The NHRC is one of the strongest, most effective organizations in the world. It is strong, independent and reliable, with the powers and capacities required for the effective protection of fundamental rights throughout the country. Its trajectory and evolution are examples of a democratic Mexico, committed to human dignity.

"The NHRC has served the country, defending the rights and freedoms of Mexicans, revealing abuse by the authorities and protecting victims.

Its work has also given voice to and channeled initiatives in favor of the rights of children and adolescents, people with disabilities, women and the elderly, migrants and indigenous people and vulnerable people and groups in general.

Its creation in 1990 was a decisive step towards incorporating human rights into the public agenda. The 1999 reform transformed the NHRC into what it is today: an autonomous, constitutional body, completely independent of any branch or order of government.

“The government has accepted all the recommendations issued by the NHRC and works for its effective enforcement, with a firm commitment to the legal, institutional and, above all, cultural transformation of the country in favor of the rights inherent to human beings.”

The NHRC’s recommendations, aimed particularly at the federal forces and authorities, have declined year after year, from 31 in 2012 to eight in 2015. In three years, the number of recommendations has fallen by 74 per cent.

With the participation of the authorities, autonomous bodies, civil society organizations, academics, experts and citizens as a whole, there have been six achievements on various fronts:

1.      The catalog of rights recognized in the legal framework has been expanded. Through various reforms and public policies, the recognition of fundamental rights in the constitutional order has increased.

2.      A security policy has been consolidated with better standards of protection and respect for human rights. The NHRC’s recommendations aimed at federal forces and authorities in this sector have been reduced year after year, from 31 in 2012 to 8 in 2015. In three years, the number of recommendations has declined by 74%.

3.      A human rights approach has been incorporated into all public policies. As a result of a cross-cutting national program and a broad, ongoing training strategy, international best practices are being institutionalized.

4.      Institutional capacities to safeguard rights and provide comprehensive support for vulnerable groups have been strengthened. Foremost among these is the consolidation of national systems for the care and protection of children and adolescents, women who have suffered violence and crime victims.

5.      The full implementation of the new Criminal Justice System has been strongly supported.

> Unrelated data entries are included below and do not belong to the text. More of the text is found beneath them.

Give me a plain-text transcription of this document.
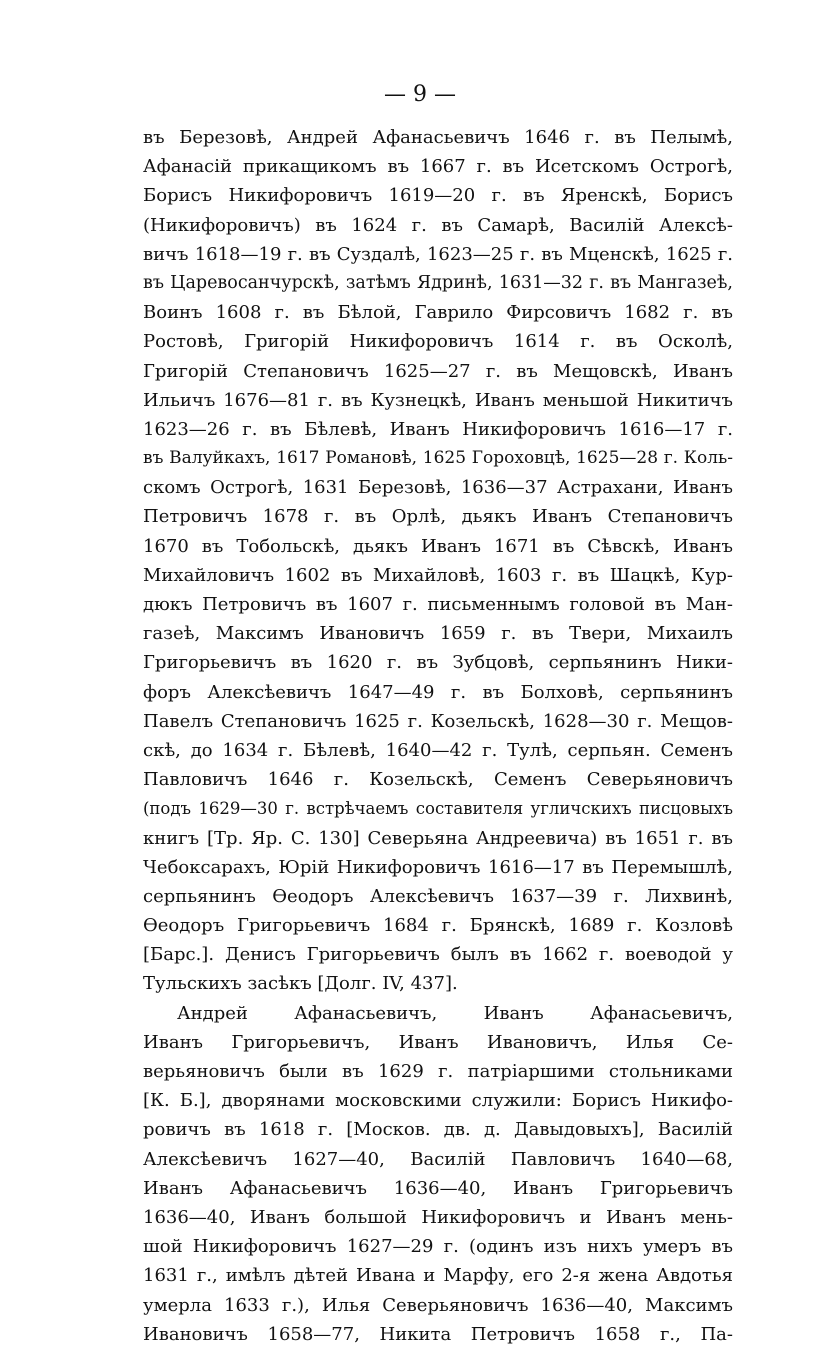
— 9 —
въ Березовѣ, Андрей Афанасьевичъ 1646 г. въ Пелымѣ,
Афанасій прикащикомъ въ 1667 г. въ Исетскомъ Острогѣ,
Борисъ Никифоровичъ 1619—20 г. въ Яренскѣ, Борисъ
(Никифоровичъ) въ 1624 г. въ Самарѣ, Василій Алексѣ-
вичъ 1618—19 г. въ Суздалѣ, 1623—25 г. въ Мценскѣ, 1625 г.
въ Царевосанчурскѣ, затѣмъ Ядринѣ, 1631—32 г. въ Мангазеѣ,
Воинъ 1608 г. въ Бѣлой, Гаврило Фирсовичъ 1682 г. въ
Ростовѣ, Григорій Никифоровичъ 1614 г. въ Осколѣ,
Григорій Степановичъ 1625—27 г. въ Мещовскѣ, Иванъ
Ильичъ 1676—81 г. въ Кузнецкѣ, Иванъ меньшой Никитичъ
1623—26 г. въ Бѣлевѣ, Иванъ Никифоровичъ 1616—17 г.
въ Валуйкахъ, 1617 Романовѣ, 1625 Гороховцѣ, 1625—28 г. Коль-
скомъ Острогѣ, 1631 Березовѣ, 1636—37 Астрахани, Иванъ
Петровичъ 1678 г. въ Орлѣ, дьякъ Иванъ Степановичъ
1670 въ Тобольскѣ, дьякъ Иванъ 1671 въ Сѣвскѣ, Иванъ
Михайловичъ 1602 въ Михайловѣ, 1603 г. въ Шацкѣ, Кур-
дюкъ Петровичъ въ 1607 г. письменнымъ головой въ Ман-
газеѣ, Максимъ Ивановичъ 1659 г. въ Твери, Михаилъ
Григорьевичъ въ 1620 г. въ Зубцовѣ, серпьянинъ Ники-
форъ Алексѣевичъ 1647—49 г. въ Болховѣ, серпьянинъ
Павелъ Степановичъ 1625 г. Козельскѣ, 1628—30 г. Мещов-
скѣ, до 1634 г. Бѣлевѣ, 1640—42 г. Тулѣ, серпьян. Семенъ
Павловичъ 1646 г. Козельскѣ, Семенъ Северьяновичъ
(подъ 1629—30 г. встрѣчаемъ составителя угличскихъ писцовыхъ
книгъ [Тр. Яр. С. 130] Северьяна Андреевича) въ 1651 г. въ
Чебоксарахъ, Юрій Никифоровичъ 1616—17 въ Перемышлѣ,
серпьянинъ Ѳеодоръ Алексѣевичъ 1637—39 г. Лихвинѣ,
Ѳеодоръ Григорьевичъ 1684 г. Брянскѣ, 1689 г. Козловѣ
[Барс.]. Денисъ Григорьевичъ былъ въ 1662 г. воеводой у
Тульскихъ засѣкъ [Долг. IV, 437].
Андрей Афанасьевичъ, Иванъ Афанасьевичъ,
Иванъ Григорьевичъ, Иванъ Ивановичъ, Илья Се-
верьяновичъ были въ 1629 г. патріаршими стольниками
[К. Б.], дворянами московскими служили: Борисъ Никифо-
ровичъ въ 1618 г. [Москов. дв. д. Давыдовыхъ], Василій
Алексѣевичъ 1627—40, Василій Павловичъ 1640—68,
Иванъ Афанасьевичъ 1636—40, Иванъ Григорьевичъ
1636—40, Иванъ большой Никифоровичъ и Иванъ мень-
шой Никифоровичъ 1627—29 г. (одинъ изъ нихъ умеръ въ
1631 г., имѣлъ дѣтей Ивана и Марфу, его 2-я жена Авдотья
умерла 1633 г.), Илья Северьяновичъ 1636—40, Максимъ
Ивановичъ 1658—77, Никита Петровичъ 1658 г., Па-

This paradigm shift, which will come into effect throughout the country in June will strengthen due process and safeguard the presumption of innocence. It will also speed up trials and reduce impunity.

6.      New laws are being promoted to more effectively combat the forced disappearance of persons and torture.

“We must continue to make an effort and advance together, so that institutional changes translate into a change of mindset that will allow us to enjoy a healthy co-existence.

Society and government must work together for widespread cultural change in favor of non-discrimination, inclusion, legality, tolerance and respect.”